Aluko-Olokun also identified the need by the market to develop the nation's Bond Market. His words: "We do not have a Bond Market. The administration's policy and philosophy of the seven-point agenda; of Vision 2020; and of the perspective plan, hinge very critically on Nigeria's Capital Market developing a Bond Market.
"Without a Bond Market, we cannot begin to borrow what we need to borrow to be able to fund government policies. Seventy per cent of the market, in more developed, sophisticated markets, is the Bond Sector; and, in this country, the state governments are trying.
He said the deepening and broadening of the market in order to enable government achieve its objectives through the market was a main challenge to the nation, maintaining that "we must put on our thinking cap and find a way to develop our Bond Market."
However, Aluko's recommendation for the introduction of a Stabilisation Fund was dismissed by the Soludo who said the decision for the government to use resources from the treasury to prop up asset prices was like making a choice between the devil and deep blue sea.
Raising a poser to the audience, Soludo enquired "if the government had one extra naira to spend, would Nigerians rather it spent it keeping asset prices high on the capital market or expend it on infrastructure needs?"
He said given the circumstances, it would be better to spend the resources at government's disposal is sectors such as the power sector where there is a compelling need for investment and not the capital market.
Agreeing with Soludo, Summers advised that it is not the role of governments to prop up asset prices. "It is not right for your nation like mine (the US) because there are several competing priorities.
"The issue of propping up the market is dwarfed in comparison to the provision of infrastructure. If the government starts to buy assets in order to keep up prices, it will cause market distortions and the market initiative will be stifled."

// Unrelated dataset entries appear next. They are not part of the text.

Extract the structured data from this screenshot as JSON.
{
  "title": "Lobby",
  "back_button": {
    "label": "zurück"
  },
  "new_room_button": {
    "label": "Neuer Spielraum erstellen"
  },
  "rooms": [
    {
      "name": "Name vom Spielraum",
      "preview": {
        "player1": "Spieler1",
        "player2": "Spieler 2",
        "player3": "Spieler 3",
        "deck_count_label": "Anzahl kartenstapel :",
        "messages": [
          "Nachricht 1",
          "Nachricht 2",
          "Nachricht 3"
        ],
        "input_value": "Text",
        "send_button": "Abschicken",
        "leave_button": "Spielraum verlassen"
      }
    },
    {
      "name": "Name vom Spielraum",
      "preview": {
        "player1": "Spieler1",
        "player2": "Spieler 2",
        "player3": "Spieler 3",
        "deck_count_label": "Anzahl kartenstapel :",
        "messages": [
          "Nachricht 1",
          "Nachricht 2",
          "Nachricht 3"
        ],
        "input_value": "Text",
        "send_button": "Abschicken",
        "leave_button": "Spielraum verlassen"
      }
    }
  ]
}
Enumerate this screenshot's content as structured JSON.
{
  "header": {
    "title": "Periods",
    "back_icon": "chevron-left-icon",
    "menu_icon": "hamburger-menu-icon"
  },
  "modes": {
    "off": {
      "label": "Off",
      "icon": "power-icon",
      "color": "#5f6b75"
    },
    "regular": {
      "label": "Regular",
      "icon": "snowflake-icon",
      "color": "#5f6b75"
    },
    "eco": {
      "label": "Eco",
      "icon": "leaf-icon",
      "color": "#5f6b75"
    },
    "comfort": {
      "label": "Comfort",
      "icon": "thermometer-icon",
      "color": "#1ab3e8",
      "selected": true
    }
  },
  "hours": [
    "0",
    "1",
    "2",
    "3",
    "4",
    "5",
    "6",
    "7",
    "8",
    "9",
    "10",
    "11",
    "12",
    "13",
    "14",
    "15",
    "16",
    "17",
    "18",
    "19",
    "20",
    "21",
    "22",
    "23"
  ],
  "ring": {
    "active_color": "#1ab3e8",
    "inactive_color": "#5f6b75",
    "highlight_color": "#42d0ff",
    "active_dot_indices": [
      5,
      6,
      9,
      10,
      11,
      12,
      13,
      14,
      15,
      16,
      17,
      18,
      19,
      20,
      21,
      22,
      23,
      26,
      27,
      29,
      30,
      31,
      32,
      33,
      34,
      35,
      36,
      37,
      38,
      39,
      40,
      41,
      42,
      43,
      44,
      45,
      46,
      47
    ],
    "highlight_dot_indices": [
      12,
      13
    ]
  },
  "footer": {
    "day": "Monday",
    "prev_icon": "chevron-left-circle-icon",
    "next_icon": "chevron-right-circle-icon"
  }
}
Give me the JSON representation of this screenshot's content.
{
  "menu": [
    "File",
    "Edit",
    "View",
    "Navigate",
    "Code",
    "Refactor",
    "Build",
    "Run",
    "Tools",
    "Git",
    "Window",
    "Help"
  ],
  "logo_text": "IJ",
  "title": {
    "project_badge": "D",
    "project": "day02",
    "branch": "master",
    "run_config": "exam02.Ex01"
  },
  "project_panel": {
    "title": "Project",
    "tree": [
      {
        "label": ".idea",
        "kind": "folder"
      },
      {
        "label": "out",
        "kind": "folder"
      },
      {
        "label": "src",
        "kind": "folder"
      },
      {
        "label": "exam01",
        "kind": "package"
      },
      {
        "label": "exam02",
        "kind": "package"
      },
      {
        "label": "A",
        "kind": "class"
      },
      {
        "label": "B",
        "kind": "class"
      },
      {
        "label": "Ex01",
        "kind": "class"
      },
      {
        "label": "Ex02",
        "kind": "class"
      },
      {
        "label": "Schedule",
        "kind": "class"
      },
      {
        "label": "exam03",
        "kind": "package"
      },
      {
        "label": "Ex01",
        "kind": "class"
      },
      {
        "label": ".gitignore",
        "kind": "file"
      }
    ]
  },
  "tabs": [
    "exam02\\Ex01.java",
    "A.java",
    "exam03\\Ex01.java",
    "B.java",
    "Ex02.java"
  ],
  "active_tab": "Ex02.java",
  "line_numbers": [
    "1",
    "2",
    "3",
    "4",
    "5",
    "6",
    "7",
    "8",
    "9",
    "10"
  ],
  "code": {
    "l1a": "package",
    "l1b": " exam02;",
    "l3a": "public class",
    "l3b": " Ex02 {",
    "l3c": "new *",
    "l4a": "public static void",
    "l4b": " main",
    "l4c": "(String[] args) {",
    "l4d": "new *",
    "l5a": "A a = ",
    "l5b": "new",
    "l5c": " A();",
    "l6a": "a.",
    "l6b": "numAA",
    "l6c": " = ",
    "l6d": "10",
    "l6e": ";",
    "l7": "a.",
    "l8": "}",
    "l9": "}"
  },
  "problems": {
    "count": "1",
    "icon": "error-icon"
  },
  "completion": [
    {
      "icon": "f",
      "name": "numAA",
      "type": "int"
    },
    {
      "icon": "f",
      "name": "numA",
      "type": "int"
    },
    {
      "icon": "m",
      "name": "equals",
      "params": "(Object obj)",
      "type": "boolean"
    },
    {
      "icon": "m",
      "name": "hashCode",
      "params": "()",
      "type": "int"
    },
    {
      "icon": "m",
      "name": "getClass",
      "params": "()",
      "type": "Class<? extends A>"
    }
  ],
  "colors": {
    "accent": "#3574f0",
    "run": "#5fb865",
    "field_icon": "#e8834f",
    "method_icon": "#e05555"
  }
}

In summarising his take on the Nigerian economic situation, the one-time US treasury secretary, stated that "as one who has visited your country (Nigeria) before and have had the privilege over time to interact with various leaders of your country, I have some knowledge of your country.
"Although an outsider like myself is not in a position to make that kind of judgement for your country, but I feel comfortable to do so for my own country. But I will offer you these thoughts: Your country is blessed with huge oil resources. If one looks at the history of your country, there was a period in the past when oil prices have risen, when the flow of money into your country was more than what most countries ever realised in their existence.
"When one looks at the oil windfall of the earlier periods and now looks at the living standards of the average Nigerian, one does not see the kind of wealth one will expect to see.
"However, the oil windfall of today, presents the country with a once in a half century opportunity to utilise the resources it has today to meaningfully develop the economy through the right policies. It is an opportunity Nigeria should not let pass by."